Jill Milan
- Company type: Private Company
- Founded: 2011
- Headquarters: Redwood City, California, United States
- Key people: Jill Fraser, Founder and CEO
- Products: Apparel, Accessories
- Website: JillMilan.com

= Jill Milan =

American fashion brand

Jill Milan is an American fashion brand that specializes in animal-friendly fashion accessories, the majority of which are produced in Italy. The brand has been carried to red carpet events by a number of high-profile Hollywood celebrities.

==History==
Founder Jill Fraser, who has been vegan for decades and does not wear any clothing made with animal-derived materials such as leather, fur, wool and silk, conceived the company when she was unable to find luxury-quality handbags that were not made of animal-derived materials.

Fraser's prior experience includes serving as Chief Marketing Officer for a venture-backed online ad network serving the luxury space. She also founded and served as President of soft drink company Virgil's Root Beer. Fraser holds bachelor's and master's degrees from the University of Oxford and is a member of Mensa International. She founded Jill Milan with partner Milan Lazich, who had been part of management teams which took two Silicon Valley software companies public via IPOs on Nasdaq, most recently as a vice president at Magma Design Automation.

==Products==
Jill Milan launched the brand in 2011 with a line of handbags. Items include:
- Art Deco Clutch, a stainless steel bag carried by celebrities including Anne Hathaway, Jennifer Lawrence and Eva Longoria.
- 450 Sutter, a cylindrical stainless steel clutch. It was carried by Downton Abbey actress Joanne Froggatt to a Golden Globe party.
In August 2015, the company announced it would introduce a line of vegan coats and jackets designed in collaboration with celebrity stylist Laura Spinella.

==Celebrities==
The brand has been carried to red carpet events by a number of high-profile Hollywood celebrities. Actresses who have carried Jill Milan bags include:
- Anne Hathaway: The Academy Award winner has carried Jill Milan to a number of premieres and other events, including Les Miserables premieres.
- Rashida Jones: The Office actress carried Jill Milan to the Golden Globe Awards.
- Jennifer Lawrence: Academy Award winner carried Jill Milan to multiple events, including the 13th Annual AFI Awards Luncheon.
- Eva Longoria: Carried Jill Milan to multiple events, including the Desperate Housewives closing party.
- Hailee Steinfeld: The Academy Award-nominated actress carried Jill Milan to multiple events, including the MTV Video Music Awards.
- Kerry Washington: The star of television's Scandal carried Jill Milan to the premiere of her film Django Unchained.

==In fashion media==
W Magazine’s "Most Wanted" feature has included Jill Milan's Art Deco Clutch, Holland Park Clutch, and Octagon Clutch.

The Zoe Report profiled Jill Milan's Newbury Street Portfolio, calling it "Ready to go from the office to cocktail hour in the city."

==In popular media==
On the television show Gossip Girl, Elizabeth Hurley’s Diana Payne character carried Jill Milan bags in multiple episodes in Season 5.
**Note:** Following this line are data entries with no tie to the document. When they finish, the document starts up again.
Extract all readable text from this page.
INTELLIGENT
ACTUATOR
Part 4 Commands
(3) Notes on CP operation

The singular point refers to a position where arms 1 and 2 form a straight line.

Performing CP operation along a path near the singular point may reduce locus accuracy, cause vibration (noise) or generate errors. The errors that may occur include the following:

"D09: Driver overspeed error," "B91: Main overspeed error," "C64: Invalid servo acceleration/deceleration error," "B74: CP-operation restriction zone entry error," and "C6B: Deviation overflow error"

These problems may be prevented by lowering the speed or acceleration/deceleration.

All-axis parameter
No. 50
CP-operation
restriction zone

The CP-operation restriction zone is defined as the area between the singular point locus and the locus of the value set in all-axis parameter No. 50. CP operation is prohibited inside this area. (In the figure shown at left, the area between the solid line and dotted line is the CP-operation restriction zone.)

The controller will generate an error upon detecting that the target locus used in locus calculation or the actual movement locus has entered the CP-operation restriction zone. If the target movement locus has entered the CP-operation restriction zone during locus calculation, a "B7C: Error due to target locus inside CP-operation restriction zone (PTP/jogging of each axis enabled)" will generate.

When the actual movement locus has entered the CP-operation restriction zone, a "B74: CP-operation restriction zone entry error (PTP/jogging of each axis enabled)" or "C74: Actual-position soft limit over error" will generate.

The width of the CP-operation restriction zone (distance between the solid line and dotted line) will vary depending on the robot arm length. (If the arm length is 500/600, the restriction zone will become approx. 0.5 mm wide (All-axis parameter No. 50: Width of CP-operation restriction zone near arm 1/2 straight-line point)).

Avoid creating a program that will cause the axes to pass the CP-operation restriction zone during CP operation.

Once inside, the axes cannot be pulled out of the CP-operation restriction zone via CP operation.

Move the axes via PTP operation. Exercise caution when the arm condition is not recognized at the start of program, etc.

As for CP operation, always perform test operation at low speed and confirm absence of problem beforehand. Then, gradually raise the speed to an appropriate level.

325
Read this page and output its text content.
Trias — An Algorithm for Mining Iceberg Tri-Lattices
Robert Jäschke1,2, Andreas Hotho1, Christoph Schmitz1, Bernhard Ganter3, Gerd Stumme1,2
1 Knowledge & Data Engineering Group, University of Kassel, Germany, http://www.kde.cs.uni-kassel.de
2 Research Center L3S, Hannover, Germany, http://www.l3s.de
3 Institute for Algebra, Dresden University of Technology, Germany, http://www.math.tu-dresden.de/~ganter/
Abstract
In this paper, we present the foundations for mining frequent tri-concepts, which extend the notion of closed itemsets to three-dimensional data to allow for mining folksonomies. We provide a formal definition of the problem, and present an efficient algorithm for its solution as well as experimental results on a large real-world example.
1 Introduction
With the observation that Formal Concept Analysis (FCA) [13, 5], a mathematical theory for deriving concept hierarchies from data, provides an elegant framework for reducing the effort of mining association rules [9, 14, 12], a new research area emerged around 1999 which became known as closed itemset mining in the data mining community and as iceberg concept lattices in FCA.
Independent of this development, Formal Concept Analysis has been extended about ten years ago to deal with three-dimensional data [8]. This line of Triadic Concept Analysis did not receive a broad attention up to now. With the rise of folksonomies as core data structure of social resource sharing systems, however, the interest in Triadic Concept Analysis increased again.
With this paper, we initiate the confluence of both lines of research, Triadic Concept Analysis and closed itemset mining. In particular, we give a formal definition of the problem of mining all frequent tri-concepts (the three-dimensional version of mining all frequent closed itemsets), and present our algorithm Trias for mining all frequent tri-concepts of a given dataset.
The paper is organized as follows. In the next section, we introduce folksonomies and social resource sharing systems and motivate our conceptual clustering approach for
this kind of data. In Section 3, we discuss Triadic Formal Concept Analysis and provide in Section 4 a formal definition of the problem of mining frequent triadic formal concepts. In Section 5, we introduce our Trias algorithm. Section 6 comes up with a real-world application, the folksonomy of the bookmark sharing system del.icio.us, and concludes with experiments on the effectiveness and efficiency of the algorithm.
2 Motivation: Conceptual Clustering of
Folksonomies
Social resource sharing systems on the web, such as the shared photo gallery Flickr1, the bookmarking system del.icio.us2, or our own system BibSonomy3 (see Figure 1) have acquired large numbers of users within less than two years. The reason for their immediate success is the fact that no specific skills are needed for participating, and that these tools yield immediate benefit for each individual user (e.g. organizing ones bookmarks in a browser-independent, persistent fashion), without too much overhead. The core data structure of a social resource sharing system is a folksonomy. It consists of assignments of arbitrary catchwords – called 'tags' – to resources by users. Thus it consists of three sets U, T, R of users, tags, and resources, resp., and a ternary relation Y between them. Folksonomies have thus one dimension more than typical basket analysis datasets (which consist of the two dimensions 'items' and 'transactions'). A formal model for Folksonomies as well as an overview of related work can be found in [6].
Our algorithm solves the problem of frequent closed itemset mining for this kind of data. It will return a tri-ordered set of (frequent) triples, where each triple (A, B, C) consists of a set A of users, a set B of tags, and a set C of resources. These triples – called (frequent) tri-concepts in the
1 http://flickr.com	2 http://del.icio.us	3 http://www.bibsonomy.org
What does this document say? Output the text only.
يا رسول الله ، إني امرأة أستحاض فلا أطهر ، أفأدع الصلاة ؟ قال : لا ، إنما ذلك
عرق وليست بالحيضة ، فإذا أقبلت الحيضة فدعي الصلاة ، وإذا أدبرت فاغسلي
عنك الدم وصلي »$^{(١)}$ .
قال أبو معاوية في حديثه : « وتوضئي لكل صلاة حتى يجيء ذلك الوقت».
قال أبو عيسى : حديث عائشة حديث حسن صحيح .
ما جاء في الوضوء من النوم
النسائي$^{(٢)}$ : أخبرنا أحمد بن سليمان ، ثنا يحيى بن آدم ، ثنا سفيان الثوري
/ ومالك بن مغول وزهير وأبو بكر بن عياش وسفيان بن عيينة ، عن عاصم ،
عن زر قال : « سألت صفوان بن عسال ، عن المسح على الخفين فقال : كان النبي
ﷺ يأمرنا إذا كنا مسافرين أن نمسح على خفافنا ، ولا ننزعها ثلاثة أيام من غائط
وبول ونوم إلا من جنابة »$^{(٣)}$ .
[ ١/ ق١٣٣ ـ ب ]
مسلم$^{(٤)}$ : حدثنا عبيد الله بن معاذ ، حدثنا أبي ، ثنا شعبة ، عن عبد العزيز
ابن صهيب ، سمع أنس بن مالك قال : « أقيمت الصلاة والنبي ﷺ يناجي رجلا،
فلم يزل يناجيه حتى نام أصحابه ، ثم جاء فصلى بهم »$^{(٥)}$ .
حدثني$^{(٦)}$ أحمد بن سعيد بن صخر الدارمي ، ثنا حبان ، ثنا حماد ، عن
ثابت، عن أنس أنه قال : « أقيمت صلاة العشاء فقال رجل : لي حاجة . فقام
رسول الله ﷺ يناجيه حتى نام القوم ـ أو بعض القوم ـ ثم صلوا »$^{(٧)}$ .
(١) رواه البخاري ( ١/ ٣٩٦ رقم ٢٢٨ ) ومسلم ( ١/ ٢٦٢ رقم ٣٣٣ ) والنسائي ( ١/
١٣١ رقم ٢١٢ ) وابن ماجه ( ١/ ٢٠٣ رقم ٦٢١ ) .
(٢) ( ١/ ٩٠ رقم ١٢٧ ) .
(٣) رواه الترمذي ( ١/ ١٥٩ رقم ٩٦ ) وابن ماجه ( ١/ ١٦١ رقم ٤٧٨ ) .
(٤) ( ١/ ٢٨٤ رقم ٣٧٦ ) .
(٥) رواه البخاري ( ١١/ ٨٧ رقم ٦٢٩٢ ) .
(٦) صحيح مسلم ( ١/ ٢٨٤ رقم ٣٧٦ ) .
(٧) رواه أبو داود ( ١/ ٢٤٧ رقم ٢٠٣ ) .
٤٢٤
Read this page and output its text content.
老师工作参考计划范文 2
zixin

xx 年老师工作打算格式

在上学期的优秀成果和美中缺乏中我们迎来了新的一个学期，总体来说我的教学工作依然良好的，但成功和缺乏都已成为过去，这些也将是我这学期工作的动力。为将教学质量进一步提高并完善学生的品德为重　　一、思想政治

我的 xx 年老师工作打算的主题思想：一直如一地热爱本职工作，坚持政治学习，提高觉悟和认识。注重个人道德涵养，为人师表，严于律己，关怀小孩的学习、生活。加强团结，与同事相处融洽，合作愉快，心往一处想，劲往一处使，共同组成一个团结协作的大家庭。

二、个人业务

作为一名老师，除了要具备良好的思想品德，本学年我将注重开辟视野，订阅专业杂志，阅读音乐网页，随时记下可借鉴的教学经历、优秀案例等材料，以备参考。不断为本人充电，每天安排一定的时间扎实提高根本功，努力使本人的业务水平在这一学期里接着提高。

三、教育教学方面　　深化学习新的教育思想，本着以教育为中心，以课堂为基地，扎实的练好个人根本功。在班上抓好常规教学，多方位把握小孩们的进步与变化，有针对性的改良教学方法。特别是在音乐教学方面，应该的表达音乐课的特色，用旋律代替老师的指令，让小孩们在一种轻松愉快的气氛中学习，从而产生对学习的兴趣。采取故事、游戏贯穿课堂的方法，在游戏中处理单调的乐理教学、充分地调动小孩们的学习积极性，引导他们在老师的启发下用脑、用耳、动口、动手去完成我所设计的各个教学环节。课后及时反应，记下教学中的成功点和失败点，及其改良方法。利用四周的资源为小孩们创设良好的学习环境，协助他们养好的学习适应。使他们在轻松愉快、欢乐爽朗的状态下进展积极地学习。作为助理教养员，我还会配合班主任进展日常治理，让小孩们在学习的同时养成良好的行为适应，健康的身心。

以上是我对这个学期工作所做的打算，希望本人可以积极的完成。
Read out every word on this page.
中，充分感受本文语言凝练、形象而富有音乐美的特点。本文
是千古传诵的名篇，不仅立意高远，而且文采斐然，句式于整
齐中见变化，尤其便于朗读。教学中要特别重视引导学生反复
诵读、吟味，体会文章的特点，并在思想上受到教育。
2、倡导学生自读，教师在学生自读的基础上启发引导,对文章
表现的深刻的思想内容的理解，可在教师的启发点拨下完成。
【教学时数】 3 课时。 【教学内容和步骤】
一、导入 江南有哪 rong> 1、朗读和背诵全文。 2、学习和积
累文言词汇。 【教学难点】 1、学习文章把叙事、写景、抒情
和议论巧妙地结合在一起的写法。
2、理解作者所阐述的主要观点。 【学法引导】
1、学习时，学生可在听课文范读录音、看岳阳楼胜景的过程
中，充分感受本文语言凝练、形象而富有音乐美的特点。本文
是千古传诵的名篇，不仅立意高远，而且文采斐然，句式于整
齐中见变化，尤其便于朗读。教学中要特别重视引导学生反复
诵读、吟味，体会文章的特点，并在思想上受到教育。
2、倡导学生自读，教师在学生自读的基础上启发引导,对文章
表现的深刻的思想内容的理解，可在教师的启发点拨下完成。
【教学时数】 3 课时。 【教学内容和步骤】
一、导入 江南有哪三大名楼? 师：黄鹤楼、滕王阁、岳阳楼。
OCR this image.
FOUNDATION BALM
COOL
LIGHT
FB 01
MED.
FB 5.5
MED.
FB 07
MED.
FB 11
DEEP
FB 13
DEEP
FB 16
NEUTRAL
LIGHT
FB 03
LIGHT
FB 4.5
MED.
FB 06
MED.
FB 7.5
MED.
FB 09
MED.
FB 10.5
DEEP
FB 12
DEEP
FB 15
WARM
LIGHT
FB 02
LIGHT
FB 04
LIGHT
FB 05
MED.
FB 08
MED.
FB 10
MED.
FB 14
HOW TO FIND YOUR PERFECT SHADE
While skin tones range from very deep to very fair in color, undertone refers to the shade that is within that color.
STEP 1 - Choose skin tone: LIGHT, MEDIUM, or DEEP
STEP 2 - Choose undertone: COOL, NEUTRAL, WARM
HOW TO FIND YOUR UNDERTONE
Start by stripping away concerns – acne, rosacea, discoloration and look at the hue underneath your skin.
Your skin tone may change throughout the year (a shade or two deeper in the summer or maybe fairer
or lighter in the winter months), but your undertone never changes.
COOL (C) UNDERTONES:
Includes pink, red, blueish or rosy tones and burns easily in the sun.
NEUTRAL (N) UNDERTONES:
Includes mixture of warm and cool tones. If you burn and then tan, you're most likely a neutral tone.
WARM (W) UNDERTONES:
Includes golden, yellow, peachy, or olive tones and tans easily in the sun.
Jill Fraser is often interviewed on fashion, especially vegan fashion, including a discussion on The Marilu Henner Show with Marilu Henner.

==Philanthropy==
The company's support of non-profit organizations that work on behalf of animal welfare includes sponsorship of the Genesis Awards, a production of The Humane Society of the United States to honor members of the media and entertainment industries for works promoting animal welfare.
Jill Milan also dedicates a portion of sales from certain products to Southern California Thoroughbred Rescue, an all-volunteer charity which rescues thoroughbred horses from slaughter, neglect and abuse.